An asteroid revolves around the Sun with a mean orbital radius twice that of Earth's. Predict the period of the asteroid in Earth years. (6.38*10^6 radius) I don't understand how to solve this problem.
wouldn't Keplers law work:
Period= radius^(3/2)
To solve this problem, we need to use Kepler's third law of planetary motion, which states that the square of a planet's orbital period is directly proportional to the cube of its mean distance from the Sun. In equation form, it can be written as:
T^2 = (r^3) / G * (M + m)
Where:
T = Orbital period
r = Mean distance from the Sun
G = Gravitational constant
M = Mass of the Sun
m = Mass of the asteroid (which we can assume negligible compared to the Sun)
In this case, we are given that the mean orbital radius of the asteroid is twice that of Earth's radius, which is approximately 6.38 * 10^6 km. So, we can substitute this value into the equation:
T^2 = ((2 * 6.38 * 10^6)^3) / G * M
Now, to find the period of the asteroid in Earth years, we need to convert the units appropriately. Here's the step-by-step process:
1. Convert the radius of the asteroid from km to meters:
(2 * 6.38 * 10^6 km) * (1000 meters / 1 km) = (2 * 6.38 * 10^9 meters)
2. Calculate the square of the orbital period:
T^2 = ((2 * 6.38 * 10^9)^3) / G * M
3. Calculate the value of G * M:
G * M = 6.67 * 10^-11 m^3 kg^-1 s^-2 * (1.98 * 10^30 kg) → approximately 1.32 * 10^20 m^3 s^-2
4. Substitute the values into the equation and solve for T^2:
T^2 = ((2 * 6.38 * 10^9)^3) / (1.32 * 10^20)
5. Take the square root of T^2 to find the orbital period T in seconds:
T = √((2 * 6.38 * 10^9)^3) / (1.32 * 10^20)
6. Convert the period from seconds to Earth years:
T (in years) = T (in seconds) / (365.25 * 24 * 60 * 60)
By following these steps and performing the calculations, you should be able to determine the period of the asteroid in Earth years.
To solve this problem, we can make use of Kepler's third law of planetary motion, which states that the square of the period of an object's orbit is proportional to the cube of its mean orbital radius.
Let's denote the period of the asteroid as T and its mean orbital radius as r. We know that the mean orbital radius of the asteroid is twice that of Earth's, so we can express it as 2 times the mean orbital radius of Earth, which is approximately 1.496 x 10^8 kilometers.
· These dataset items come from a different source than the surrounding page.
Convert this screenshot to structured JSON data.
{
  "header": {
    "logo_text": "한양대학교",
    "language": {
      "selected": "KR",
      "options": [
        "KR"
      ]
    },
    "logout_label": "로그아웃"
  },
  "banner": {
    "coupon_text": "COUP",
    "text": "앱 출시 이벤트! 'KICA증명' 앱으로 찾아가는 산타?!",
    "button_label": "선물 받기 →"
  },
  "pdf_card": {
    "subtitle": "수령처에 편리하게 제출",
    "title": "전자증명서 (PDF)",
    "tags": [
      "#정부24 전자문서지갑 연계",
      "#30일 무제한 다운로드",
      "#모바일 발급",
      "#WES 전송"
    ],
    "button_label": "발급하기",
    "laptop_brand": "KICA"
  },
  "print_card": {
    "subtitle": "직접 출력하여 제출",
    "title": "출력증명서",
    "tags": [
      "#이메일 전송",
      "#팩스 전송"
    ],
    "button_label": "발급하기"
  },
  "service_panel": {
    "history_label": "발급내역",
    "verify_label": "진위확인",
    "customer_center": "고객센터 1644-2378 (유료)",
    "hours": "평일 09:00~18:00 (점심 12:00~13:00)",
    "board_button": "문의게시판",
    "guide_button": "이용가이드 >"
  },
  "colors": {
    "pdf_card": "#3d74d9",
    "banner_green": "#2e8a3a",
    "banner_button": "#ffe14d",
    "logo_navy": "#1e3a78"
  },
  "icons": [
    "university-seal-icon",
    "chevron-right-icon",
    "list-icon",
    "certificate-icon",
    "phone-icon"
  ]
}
Now, we can set up a proportion using the formula mentioned above:
(T_asteroid)^2 / (r_asteroid)^3 = (T_earth)^2 / (r_earth)^3
Plugging in the given values, we have:
(T_asteroid)^2 / (2 * 1.496 x 10^8)^3 = (1 year)^2 / (1.496 x 10^8)^3
Simplifying, we have:
(T_asteroid)^2 = (1 year)^2 * (2 * 1.496 x 10^8)^3
Now, we can take the square root of both sides to solve for T_asteroid:
T_asteroid = sqrt[(1 year)^2 * (2 * 1.496 x 10^8)^3]
Using a calculator, we can evaluate the expression to find the value of T_asteroid.